Alam adalah pesan yang disampaikan untuk manusia. Karena manusia sendiri hakekatnya sebagai khalifah. Mempunyai hak intervensi untuk mengatur alam, meski keputusan tetaplah kuasa penuh Sang Pencipta alam dan manusia itu sendiri. Alam sebagai pesan mengantarkan manusia ke jalan transcendental. Alam adalah manifestasi wujud, demikian juga manusia. Manusia yang mengerti alam akan tahu bagaimana mengelolanya. Sehingga dapat sinkretis antara keduanya. Itulah keseimbangan (taichi). Sebelum mengatur tentu harus ada pemahaman. Pemahaman yang paling mendasar adalah tentang asal usul.
Istilah jawanya Sangkan Paran.
Usaha
manusia untuk menemukan asal usul menjadi pencarian sejati. Bak melewati
lika-liku, tebing dan jurang, panas dan hujan, ahirnya sampailah pada suatu
titik. Bak tumbuhan yang memiliki gerak seismonesti
menuju cahaya matahari, demikian juga manusia mencari cahya yang hakiki.
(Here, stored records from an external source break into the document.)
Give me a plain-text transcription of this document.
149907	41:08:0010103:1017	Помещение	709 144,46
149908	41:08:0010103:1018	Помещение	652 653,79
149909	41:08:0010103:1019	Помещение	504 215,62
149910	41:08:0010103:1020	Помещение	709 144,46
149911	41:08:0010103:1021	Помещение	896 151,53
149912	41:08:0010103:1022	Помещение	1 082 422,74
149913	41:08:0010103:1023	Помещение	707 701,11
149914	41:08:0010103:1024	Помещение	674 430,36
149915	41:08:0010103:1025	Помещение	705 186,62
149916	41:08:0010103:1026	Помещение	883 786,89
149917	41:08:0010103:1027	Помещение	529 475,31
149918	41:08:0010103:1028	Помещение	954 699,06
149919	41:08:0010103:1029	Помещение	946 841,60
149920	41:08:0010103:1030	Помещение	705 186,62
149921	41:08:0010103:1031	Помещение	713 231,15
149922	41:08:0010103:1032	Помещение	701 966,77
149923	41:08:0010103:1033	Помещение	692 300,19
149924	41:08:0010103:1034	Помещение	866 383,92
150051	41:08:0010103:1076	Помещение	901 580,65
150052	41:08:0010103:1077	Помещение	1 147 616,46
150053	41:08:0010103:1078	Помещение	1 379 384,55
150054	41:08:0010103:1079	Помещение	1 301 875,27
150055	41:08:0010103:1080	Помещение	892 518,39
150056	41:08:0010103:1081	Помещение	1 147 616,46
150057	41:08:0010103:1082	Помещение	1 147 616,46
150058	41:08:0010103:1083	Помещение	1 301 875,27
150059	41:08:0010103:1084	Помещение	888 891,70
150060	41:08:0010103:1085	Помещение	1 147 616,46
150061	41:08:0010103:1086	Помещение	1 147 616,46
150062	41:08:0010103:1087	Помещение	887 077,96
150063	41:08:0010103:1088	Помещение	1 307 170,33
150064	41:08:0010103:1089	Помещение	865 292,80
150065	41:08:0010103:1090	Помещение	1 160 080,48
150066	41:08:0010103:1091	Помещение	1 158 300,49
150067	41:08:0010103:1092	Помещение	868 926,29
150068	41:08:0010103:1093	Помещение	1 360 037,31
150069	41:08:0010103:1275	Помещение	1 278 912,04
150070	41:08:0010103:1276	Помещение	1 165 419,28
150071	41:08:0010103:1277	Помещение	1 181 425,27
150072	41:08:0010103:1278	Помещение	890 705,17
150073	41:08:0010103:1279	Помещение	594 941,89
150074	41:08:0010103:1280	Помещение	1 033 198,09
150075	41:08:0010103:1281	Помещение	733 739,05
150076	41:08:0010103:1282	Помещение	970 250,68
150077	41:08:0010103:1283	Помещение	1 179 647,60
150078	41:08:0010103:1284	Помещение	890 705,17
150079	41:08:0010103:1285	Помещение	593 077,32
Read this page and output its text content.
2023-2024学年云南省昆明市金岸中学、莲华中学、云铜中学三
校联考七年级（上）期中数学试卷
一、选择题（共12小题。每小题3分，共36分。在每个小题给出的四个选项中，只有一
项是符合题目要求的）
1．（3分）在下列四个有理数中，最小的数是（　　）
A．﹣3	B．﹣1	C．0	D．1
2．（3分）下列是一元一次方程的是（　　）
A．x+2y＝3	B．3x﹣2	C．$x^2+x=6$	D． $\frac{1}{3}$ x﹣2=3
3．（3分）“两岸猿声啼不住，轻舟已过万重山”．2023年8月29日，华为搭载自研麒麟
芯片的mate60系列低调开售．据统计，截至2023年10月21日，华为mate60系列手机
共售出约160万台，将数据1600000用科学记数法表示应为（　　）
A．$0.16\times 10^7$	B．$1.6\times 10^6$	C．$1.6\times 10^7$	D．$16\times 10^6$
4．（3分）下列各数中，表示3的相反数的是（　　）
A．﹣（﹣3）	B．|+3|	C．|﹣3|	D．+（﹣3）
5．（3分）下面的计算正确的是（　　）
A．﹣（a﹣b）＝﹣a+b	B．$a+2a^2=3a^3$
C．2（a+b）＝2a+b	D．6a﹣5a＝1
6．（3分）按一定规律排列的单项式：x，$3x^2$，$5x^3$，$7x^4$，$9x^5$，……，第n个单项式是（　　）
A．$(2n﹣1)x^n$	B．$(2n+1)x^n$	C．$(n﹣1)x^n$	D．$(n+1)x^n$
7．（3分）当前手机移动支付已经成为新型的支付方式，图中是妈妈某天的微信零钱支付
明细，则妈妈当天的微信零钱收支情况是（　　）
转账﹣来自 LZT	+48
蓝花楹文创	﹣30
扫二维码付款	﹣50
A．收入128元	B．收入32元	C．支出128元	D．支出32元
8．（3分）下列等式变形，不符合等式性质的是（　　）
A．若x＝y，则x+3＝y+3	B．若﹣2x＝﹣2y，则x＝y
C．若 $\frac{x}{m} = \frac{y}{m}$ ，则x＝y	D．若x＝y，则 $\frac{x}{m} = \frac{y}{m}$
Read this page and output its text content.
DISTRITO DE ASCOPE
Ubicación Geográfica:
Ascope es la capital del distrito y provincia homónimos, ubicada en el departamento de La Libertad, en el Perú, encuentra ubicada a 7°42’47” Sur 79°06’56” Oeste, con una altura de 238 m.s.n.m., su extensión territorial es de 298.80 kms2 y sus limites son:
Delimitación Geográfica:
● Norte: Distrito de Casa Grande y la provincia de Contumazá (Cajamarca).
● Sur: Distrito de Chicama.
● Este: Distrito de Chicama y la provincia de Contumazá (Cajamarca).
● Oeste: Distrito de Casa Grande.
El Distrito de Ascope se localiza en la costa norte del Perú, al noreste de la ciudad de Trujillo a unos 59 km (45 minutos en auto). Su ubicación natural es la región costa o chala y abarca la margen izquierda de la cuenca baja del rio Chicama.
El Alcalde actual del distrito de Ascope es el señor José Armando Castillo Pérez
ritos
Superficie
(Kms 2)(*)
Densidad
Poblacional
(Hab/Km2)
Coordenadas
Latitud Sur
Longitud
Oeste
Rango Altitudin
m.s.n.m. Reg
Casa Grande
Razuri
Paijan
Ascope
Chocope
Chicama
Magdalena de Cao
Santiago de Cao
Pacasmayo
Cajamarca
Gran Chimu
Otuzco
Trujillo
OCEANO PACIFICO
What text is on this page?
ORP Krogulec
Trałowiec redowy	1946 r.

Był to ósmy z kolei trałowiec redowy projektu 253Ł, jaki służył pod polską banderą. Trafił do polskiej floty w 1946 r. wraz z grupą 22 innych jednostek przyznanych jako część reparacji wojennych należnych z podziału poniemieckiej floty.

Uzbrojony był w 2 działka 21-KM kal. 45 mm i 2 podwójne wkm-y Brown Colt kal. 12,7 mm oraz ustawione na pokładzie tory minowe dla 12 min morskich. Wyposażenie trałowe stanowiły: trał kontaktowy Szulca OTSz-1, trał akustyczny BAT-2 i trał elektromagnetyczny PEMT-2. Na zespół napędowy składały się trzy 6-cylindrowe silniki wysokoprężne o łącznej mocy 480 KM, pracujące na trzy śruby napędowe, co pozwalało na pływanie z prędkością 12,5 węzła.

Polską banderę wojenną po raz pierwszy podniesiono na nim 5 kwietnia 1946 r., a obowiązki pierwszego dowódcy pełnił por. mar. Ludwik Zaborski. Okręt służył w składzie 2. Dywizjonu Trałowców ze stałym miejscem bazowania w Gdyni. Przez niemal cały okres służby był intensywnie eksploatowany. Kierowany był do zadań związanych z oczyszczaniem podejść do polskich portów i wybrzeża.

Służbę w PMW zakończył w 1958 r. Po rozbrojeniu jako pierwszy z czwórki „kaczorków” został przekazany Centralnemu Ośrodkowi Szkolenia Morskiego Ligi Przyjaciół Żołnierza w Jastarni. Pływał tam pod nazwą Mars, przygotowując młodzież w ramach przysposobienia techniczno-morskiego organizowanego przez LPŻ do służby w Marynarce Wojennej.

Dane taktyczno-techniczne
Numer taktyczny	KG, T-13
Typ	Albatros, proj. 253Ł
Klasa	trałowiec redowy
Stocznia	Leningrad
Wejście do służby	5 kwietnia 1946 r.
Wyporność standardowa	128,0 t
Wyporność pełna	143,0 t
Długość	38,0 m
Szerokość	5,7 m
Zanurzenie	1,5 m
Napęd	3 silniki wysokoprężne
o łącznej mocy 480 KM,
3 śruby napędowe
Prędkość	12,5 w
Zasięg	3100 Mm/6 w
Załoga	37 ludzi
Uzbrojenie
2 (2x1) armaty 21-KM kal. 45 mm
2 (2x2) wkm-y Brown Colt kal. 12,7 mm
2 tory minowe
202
Hingga suatu titik yang terang itu sampai. Hingga imajinal luruh menjadi
absolutivitas. Kedigdayaan cahaya terkalahkan oleh cahaya yang Maha Cahaya.
Cahaya yang bersumber dari cahaya yang tidak pernah padam. Hingga bertemulah
manusia kepada Cahaya Tuhan. Itu bermula dari alam. Seperti halnya Nabi Ibrahim
ketika menyaksikan alam. Beliau bertemu bintang, bulan, matahari, hingga ketemulah
beliau dengan titik transendensi.
Alam
mengajari, manusia mempelajari. Aktivitas belajar (tafakkur) mengajak manusia
untuk merenungi sehingga sampailah pada aktivitas berdzikkir (tadzakkur).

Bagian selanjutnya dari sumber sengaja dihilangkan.